The Western Highway was also severed to the east of the township and has been identified in the recent Environmental Effects Statement for the Western Highway Duplication.
The flood event highlighted the lack of information on the extent and nature of flooding in the Ararat township and a partnership with the Glenelg Hopkins Catchment Management Authority was sought to undertake the Ararat Flood Investigation.
The Ararat Flood investigation will provide much needed data to ensure the following outcomes:
Better land use and development planning decisions, based on contemporary flood extent, depth and hazard flood mapping.
A community that is well prepared for flooding based on best practice flood modelling that reflects existing conditions at Ararat.
Well informed emergency response based on up to date flood extent and consequence mapping and detailed flood intelligence plans.
Reduced flood related damage and loss because the community is well prepared.

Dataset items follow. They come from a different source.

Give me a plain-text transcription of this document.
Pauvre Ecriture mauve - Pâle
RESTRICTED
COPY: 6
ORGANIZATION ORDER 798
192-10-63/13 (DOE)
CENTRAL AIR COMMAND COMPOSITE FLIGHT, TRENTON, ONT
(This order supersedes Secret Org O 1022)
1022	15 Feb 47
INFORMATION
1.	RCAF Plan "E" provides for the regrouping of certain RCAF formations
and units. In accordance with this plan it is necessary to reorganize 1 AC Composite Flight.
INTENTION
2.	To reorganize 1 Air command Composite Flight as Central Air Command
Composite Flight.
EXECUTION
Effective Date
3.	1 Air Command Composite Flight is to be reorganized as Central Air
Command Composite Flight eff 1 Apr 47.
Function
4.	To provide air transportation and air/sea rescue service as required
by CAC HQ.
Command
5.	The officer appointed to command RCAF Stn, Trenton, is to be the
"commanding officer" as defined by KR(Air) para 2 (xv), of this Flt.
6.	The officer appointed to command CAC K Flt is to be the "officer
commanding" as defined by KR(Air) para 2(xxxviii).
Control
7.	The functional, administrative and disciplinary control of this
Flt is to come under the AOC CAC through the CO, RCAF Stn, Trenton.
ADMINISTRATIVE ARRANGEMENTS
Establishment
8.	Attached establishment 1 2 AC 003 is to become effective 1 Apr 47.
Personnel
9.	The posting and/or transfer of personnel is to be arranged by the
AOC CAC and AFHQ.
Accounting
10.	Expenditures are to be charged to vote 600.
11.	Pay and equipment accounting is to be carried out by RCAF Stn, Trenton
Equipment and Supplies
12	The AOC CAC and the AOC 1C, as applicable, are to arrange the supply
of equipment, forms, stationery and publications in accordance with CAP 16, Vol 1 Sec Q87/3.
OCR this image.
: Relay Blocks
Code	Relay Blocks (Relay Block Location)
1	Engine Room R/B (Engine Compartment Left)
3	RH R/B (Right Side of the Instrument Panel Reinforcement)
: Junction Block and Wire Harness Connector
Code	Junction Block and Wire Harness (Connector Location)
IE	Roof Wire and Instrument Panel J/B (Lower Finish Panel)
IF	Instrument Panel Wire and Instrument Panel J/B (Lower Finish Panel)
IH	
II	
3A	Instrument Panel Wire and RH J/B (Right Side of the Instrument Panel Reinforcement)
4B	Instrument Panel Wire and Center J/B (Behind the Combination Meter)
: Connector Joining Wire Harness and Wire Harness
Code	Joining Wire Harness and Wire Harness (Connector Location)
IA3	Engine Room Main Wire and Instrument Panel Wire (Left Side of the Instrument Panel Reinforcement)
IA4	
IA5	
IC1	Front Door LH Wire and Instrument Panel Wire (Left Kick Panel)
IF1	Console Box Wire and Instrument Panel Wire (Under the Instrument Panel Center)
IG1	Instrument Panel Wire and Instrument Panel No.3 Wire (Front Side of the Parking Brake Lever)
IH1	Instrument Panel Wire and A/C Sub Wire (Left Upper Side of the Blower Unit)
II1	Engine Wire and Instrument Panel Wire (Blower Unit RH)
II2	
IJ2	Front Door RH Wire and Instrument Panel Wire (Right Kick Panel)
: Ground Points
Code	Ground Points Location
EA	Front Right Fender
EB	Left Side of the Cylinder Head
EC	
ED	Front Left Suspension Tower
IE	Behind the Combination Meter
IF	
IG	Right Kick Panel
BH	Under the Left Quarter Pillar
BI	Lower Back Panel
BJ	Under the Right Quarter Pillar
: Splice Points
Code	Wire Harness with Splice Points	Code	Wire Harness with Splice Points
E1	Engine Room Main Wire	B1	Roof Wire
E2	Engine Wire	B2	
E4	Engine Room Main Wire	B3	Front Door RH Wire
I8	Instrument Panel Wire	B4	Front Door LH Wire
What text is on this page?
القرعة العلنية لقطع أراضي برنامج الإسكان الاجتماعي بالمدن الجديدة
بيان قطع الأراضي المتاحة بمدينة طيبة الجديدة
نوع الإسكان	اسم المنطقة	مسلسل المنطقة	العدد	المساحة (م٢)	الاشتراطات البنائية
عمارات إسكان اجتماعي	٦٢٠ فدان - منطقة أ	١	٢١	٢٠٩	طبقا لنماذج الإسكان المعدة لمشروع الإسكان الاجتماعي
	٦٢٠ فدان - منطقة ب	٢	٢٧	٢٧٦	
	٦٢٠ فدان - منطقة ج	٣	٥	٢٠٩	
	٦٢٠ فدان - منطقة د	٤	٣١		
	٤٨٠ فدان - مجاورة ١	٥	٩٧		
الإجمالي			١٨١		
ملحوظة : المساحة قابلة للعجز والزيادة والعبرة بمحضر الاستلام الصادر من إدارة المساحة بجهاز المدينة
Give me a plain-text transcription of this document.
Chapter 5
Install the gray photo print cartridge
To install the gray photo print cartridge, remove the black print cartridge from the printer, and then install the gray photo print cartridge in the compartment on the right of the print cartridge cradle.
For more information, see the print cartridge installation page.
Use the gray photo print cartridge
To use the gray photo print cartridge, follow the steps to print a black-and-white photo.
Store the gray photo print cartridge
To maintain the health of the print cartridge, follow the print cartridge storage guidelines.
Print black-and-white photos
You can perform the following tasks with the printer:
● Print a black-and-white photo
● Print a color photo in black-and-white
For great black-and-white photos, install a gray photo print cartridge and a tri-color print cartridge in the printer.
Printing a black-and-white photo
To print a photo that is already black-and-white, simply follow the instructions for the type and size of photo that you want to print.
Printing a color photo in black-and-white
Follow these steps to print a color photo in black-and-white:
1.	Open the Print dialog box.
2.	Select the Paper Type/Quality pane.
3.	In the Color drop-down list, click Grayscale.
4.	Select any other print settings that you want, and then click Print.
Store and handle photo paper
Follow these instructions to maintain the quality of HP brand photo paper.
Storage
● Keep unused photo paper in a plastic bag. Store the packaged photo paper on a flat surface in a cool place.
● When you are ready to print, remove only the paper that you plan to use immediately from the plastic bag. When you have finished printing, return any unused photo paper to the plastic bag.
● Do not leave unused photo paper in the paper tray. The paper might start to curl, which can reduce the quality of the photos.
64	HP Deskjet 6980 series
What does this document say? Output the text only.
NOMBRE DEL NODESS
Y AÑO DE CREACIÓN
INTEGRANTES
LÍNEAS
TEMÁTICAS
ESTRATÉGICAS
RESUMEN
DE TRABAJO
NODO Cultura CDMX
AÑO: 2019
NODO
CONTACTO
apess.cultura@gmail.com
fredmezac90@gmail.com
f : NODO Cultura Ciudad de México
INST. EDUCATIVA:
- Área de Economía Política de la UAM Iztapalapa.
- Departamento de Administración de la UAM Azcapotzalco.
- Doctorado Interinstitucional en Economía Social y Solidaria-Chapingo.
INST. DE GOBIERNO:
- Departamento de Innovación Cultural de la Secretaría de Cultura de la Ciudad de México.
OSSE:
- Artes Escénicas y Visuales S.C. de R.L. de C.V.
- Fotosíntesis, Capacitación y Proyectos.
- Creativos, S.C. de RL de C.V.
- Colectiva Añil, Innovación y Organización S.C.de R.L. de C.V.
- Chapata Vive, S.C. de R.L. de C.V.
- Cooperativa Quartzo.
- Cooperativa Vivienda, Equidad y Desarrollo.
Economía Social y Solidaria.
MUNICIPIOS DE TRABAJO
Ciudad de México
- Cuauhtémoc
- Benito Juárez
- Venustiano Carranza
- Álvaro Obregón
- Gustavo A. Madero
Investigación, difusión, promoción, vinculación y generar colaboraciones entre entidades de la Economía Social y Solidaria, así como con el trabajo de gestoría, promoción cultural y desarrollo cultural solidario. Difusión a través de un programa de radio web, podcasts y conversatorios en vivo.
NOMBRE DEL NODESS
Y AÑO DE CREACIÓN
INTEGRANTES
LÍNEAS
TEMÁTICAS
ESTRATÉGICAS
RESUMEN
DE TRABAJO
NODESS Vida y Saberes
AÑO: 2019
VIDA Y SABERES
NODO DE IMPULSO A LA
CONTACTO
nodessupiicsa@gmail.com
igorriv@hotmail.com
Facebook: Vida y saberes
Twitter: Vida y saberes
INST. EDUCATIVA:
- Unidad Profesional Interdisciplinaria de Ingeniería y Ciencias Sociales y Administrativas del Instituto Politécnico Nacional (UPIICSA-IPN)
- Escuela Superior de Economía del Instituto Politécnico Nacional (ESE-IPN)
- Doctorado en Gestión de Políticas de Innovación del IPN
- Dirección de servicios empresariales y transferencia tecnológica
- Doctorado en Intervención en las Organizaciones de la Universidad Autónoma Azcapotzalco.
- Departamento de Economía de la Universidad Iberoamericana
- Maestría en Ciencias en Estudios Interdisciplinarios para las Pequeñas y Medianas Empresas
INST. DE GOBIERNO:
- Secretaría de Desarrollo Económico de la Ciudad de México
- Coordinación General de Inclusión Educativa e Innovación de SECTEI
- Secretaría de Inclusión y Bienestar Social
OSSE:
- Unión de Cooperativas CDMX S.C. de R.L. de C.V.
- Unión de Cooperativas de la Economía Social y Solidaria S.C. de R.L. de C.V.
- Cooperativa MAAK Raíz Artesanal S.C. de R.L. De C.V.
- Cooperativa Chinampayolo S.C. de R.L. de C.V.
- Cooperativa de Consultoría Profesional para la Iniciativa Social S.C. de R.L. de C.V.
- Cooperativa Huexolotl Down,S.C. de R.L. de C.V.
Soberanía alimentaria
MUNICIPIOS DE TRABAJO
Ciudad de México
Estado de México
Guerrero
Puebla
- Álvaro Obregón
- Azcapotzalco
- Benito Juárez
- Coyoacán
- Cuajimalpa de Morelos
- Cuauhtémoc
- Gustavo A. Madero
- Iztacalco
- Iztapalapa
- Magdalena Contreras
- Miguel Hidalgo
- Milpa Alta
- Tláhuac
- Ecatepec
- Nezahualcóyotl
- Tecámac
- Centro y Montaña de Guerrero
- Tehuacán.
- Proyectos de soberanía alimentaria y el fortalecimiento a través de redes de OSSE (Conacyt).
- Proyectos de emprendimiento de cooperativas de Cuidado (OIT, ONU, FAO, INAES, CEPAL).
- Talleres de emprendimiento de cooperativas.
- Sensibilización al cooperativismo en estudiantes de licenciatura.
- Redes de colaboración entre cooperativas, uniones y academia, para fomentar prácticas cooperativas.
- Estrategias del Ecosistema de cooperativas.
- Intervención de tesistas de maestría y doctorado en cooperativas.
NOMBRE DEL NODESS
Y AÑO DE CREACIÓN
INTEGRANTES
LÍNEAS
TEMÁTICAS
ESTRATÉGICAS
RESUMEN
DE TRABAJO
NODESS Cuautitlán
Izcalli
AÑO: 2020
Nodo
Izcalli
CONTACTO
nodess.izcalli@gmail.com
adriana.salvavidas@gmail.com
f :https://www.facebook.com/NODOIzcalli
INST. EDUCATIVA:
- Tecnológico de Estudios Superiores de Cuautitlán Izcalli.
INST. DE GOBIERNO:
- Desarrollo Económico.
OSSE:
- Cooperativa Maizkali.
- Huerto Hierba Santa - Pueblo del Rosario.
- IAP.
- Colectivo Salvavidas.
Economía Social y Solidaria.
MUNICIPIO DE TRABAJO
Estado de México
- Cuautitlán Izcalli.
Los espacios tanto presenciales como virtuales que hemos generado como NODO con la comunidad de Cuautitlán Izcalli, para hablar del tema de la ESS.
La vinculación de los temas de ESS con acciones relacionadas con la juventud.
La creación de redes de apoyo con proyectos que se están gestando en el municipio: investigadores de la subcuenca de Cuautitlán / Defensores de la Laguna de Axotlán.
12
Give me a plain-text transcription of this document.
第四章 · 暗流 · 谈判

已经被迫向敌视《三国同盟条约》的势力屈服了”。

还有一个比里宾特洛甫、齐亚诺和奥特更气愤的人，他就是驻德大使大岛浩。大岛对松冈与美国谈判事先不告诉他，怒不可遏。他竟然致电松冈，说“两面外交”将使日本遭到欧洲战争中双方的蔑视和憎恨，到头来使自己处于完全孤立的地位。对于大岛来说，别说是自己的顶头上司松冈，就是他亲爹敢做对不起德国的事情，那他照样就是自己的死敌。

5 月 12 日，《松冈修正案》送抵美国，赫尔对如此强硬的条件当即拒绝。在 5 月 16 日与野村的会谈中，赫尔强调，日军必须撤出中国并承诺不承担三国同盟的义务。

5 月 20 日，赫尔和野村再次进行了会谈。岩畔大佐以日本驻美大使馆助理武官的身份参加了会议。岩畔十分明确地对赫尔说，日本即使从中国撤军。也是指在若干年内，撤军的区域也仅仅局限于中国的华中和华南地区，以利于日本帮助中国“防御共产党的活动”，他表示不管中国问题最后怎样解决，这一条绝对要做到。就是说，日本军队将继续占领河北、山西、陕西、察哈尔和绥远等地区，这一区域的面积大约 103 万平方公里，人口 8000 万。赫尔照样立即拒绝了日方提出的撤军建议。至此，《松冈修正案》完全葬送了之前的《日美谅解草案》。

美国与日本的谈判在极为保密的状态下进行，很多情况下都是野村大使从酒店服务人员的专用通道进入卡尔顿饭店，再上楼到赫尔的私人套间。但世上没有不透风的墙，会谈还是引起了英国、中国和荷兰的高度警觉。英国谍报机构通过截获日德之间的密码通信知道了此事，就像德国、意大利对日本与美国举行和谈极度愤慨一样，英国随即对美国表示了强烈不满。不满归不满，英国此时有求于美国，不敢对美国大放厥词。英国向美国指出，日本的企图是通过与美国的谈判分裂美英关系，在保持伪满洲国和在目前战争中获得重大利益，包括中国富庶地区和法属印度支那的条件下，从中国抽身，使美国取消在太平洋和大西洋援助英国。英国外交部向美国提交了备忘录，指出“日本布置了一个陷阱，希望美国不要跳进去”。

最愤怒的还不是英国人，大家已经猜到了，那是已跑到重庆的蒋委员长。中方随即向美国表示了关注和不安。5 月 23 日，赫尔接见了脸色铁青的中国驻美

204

Director for council services Neil Manning said the study area incorporates reaches of the Hopkins Rivers and the tributaries which run through the township of Ararat including Cemetery Creek.
"The project will provide important flood warning, land use planning, infrastructure capacity information which is considered essential to community safety and future development of the Ararat township and the community will be kept informed on the status of this project," he said.
"Ararat Rural City has worked closely with Glenelg Hopkins Catchment Management Authority on the funding application, providing technical support and evidence of the impact of the 2011 flooding and current land use planning.
"The investigation is consistent with the aims of the National Disaster Resilience Grant Scheme (NDRGS) to enhance Australia's resilience to natural disasters through mitigation works, measures and related activities that contribute to safer, sustainable communities better able to withstand the effects of disasters."